Independence isn’t the Opposite of Collaboration
Feb 09, 2026
A reflective look at independence, collaboration, and accountability in residential surveying.
The situation
I’ve seen a couple of recent commentary pieces discussing collaboration and independence in surveying. They come at the issue from different angles, but they share a common assumption.
They frame the problem as cultural or emotional — about attitudes, openness, or reluctance to work together — when in reality it’s structural and regulatory.
That distinction matters more than it might first appear.
Surveyors aren’t navigating a question of preference. They’re operating inside a framework where independence is not optional, and responsibility is personal.
Takeaway one: Independence isn’t a mindset — it’s a requirement
Surveyors are required to give an independent professional opinion. That obligation is ethical, regulatory, and legal.
Independence means forming your own judgement, standing behind your conclusions, and taking responsibility for the advice you give.
It doesn’t mean working alone for the sake of it.
And it doesn’t mean rejecting collaboration.
But it does mean that responsibility never becomes shared simply because a conversation has taken place. The liability remains individual. The opinion remains yours.
That reality shapes behaviour far more than culture ever could.
Takeaway two: Collaboration is being discussed as an ideal, not a practice
Both articles I’ve seen treat collaboration as a moral or cultural choice — something the profession either embraces or resists.
That’s the blind spot.
In a regulated profession, collaboration isn’t just about willingness. It’s about how support is designed in a way that respects professional risk.
What often goes unexplored is:
- How collaboration works inside regulation
- How peer discussion differs from decision-making
- Why surveyors are cautious in public or semi-public spaces
Without that context, collaboration gets promoted as an ideal, rather than examined as a practice that has to function within real constraints.
Takeaway three: Support, mentoring, and collaboration aren’t the same thing
Another quiet confusion sits underneath these debates: collaboration is often treated as interchangeable with support or mentoring.
They’re not the same.
- Support helps someone think
- Mentoring helps someone develop
- Collaboration involves shared working, which immediately raises questions about responsibility
Surveyors are rarely confused about the value of support. Most actively seek it.
What they are careful about is where support might be mistaken for shared responsibility — by others, or retrospectively.
What surveyors are actually weighing up
What gets described as resistance usually sounds more like this internally:
- If I help here, am I exposing myself to liability?
- If I ask for help, am I diluting my professional standing or independence?
- Will collaboration make me look weak — or worse, careless?
These aren’t emotional hang-ups.
They’re rational questions in a profession where accountability is personal and consequences matter.
That’s why well-intentioned calls for “more openness” can sometimes feel slightly off — even when the underlying sentiment is sound.
The irony
The most open, honest conversations about practice already tend to happen in:
- well-moderated peer spaces
- communities that understand boundaries
- environments where “this is not advice” is understood, not mocked
That’s where surveyors ask the questions they wouldn’t ask publicly.
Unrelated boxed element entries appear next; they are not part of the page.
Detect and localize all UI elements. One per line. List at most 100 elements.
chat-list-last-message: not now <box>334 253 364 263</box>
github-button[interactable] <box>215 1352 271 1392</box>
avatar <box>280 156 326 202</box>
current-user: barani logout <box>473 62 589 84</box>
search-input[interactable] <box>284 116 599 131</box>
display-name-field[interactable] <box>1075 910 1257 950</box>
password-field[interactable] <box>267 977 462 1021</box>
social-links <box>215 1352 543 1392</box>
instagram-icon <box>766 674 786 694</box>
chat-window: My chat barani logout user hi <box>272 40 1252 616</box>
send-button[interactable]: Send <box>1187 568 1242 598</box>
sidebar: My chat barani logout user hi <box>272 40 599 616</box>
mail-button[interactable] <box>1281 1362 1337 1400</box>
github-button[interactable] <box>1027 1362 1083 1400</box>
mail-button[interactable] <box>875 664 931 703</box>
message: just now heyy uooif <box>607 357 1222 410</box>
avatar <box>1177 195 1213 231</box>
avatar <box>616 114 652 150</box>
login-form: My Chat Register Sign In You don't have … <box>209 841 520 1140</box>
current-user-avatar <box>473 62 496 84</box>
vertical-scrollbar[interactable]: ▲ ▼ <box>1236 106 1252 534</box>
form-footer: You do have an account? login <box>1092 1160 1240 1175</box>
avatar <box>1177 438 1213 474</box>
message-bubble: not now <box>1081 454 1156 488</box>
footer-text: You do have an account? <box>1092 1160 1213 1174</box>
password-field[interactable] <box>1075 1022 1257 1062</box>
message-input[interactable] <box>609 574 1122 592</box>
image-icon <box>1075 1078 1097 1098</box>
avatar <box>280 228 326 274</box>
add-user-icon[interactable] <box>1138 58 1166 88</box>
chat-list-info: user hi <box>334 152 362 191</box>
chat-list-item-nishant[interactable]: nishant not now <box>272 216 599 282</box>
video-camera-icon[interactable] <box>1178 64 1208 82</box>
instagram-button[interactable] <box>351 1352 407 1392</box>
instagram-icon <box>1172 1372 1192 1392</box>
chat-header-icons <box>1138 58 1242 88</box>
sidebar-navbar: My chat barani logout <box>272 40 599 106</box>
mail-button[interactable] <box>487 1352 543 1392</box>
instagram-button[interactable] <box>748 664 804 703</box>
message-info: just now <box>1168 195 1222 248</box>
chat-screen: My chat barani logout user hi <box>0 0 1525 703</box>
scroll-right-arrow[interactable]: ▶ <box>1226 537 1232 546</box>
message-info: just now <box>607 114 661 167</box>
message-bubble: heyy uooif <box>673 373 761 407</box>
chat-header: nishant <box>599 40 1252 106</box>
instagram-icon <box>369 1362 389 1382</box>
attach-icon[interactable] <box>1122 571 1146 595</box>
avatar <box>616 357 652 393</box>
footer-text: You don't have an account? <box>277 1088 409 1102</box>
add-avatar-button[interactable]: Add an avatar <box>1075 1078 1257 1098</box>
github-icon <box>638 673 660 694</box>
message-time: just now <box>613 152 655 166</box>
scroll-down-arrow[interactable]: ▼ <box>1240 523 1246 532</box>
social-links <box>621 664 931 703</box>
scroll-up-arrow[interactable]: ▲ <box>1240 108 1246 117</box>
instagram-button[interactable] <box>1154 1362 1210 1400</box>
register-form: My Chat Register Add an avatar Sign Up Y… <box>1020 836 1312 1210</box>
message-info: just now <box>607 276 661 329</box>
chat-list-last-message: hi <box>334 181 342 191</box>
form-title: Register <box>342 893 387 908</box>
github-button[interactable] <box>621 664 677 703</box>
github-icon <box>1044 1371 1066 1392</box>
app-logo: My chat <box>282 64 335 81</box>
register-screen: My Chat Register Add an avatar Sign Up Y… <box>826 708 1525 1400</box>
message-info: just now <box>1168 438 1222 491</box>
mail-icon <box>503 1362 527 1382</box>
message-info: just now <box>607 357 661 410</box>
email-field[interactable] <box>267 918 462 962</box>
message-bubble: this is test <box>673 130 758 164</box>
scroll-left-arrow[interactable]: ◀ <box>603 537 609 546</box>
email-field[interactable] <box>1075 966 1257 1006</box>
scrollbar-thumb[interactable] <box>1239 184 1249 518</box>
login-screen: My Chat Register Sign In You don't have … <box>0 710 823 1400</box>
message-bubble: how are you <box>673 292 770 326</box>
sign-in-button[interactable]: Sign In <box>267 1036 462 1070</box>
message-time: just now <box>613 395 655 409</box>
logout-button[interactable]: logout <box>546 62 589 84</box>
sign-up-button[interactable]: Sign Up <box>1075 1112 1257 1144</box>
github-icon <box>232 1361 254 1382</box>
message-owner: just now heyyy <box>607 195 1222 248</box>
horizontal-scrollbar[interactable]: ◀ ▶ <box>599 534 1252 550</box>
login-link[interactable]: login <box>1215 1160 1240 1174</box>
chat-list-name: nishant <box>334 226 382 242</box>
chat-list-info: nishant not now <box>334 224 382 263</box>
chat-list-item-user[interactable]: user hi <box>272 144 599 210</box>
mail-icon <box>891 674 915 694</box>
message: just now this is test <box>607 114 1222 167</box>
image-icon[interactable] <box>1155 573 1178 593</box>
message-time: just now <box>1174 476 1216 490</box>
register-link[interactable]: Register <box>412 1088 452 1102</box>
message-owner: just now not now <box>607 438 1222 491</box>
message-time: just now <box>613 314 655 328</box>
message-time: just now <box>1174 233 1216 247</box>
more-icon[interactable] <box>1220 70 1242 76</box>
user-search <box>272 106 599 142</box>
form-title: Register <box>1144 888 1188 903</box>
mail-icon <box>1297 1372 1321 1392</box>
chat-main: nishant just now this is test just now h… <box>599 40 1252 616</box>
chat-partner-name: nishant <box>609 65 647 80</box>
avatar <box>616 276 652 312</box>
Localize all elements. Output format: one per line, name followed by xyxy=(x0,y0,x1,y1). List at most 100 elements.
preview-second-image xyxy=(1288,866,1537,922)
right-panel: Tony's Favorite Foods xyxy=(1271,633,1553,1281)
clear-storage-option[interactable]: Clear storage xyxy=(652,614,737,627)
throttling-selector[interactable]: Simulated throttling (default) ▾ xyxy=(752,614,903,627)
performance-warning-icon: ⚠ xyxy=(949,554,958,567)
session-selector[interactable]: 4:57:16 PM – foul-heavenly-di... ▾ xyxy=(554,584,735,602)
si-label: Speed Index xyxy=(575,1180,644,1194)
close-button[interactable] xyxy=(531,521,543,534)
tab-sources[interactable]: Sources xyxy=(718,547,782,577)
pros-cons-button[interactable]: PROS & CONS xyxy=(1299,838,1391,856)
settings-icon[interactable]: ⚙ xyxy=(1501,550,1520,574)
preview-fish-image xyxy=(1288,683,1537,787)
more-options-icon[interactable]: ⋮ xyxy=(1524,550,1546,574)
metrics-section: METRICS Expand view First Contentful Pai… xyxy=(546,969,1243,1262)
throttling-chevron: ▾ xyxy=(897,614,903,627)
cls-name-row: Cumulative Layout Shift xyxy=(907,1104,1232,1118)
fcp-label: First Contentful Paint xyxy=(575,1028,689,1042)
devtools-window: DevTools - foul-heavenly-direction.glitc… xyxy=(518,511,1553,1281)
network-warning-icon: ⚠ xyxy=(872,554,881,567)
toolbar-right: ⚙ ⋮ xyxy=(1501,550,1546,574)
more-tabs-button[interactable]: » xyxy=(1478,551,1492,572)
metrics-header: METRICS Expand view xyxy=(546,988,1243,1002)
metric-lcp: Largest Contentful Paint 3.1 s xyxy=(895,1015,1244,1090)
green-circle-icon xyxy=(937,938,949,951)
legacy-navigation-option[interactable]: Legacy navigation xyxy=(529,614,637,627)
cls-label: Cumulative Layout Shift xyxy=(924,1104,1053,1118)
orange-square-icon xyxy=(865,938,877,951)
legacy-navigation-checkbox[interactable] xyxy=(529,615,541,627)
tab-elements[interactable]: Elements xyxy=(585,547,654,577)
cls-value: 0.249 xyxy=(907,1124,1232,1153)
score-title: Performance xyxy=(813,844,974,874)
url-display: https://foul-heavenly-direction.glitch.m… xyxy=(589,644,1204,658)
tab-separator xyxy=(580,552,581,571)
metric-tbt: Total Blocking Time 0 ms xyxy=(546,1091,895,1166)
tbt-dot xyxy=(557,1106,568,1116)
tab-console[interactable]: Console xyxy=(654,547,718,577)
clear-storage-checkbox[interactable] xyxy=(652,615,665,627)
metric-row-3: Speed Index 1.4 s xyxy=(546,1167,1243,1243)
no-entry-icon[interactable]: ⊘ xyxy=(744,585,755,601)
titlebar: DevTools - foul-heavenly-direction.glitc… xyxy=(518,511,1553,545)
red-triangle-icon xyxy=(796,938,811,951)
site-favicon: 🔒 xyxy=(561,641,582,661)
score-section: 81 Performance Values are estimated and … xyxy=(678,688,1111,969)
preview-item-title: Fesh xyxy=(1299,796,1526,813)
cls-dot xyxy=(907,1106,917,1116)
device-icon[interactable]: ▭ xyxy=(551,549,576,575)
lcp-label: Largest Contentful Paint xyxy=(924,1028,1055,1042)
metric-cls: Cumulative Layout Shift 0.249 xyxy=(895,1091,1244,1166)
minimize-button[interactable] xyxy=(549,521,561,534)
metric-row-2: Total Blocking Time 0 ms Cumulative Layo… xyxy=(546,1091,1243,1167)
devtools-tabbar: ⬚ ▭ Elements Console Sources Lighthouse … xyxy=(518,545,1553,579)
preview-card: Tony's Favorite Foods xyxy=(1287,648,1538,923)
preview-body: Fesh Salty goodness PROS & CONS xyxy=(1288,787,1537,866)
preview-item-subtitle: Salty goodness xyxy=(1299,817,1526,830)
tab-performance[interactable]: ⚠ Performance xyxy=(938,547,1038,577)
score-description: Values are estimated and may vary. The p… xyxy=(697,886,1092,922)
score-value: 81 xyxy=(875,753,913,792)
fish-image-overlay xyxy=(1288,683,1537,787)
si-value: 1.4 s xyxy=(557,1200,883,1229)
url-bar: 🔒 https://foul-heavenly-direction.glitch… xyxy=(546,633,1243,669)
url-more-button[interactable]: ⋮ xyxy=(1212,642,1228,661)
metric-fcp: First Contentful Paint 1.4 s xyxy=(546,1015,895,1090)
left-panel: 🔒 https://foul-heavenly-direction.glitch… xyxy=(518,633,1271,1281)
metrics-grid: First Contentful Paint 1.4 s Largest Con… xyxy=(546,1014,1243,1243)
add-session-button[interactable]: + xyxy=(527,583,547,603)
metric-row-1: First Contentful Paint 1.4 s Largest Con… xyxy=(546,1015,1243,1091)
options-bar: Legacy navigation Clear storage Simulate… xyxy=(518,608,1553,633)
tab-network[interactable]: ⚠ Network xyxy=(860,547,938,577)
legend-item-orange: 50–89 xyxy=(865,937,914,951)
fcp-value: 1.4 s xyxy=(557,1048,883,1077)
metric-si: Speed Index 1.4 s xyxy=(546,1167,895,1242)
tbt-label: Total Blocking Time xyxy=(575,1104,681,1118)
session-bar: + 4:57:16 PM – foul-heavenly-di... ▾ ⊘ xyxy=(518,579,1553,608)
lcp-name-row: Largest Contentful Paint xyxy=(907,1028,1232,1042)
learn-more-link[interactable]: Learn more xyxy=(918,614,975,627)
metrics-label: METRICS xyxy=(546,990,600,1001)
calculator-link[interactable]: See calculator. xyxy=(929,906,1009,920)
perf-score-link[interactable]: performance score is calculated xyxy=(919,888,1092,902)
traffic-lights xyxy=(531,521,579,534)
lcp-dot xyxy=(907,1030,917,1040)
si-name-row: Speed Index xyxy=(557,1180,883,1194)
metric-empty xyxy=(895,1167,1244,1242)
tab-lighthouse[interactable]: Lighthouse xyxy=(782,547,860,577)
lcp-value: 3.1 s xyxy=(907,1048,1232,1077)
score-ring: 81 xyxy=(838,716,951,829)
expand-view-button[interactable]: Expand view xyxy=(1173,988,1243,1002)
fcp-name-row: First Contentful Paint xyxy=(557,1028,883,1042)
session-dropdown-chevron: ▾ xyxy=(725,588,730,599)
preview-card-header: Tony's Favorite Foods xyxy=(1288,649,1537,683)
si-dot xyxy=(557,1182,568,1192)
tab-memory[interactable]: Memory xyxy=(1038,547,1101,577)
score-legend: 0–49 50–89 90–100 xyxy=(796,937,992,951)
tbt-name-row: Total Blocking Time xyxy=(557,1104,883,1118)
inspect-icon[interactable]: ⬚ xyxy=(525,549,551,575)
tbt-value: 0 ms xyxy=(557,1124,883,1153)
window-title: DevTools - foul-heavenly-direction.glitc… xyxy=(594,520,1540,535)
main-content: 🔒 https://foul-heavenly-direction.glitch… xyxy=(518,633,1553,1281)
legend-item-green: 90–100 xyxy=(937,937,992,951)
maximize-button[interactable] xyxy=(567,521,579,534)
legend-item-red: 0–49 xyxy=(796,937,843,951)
That’s where nuance survives.
That’s where learning happens without pretending liability has disappeared.
Which is exactly why how collaboration happens matters far more than how loudly it’s promoted.
Where this leaves us
Surveyors don’t fear collaboration. They fear confused accountability.
The real risk appears when discussion turns into delegation, opinions are crowdsourced rather than formed, or responsibility is blurred in the name of openness.
Where surveyors have the most appropriate support, they tend to have the most confidence — and often the most sustainable success.
That doesn’t happen by accident.
Whether you’re a practice owner or not, support tends to work best when it is intentional: chosen carefully, structured thoughtfully, and aligned with how responsibility actually works in practice.
Independence isn’t the opposite of collaboration.
Isolation is.
And confusing the two does far more harm than good.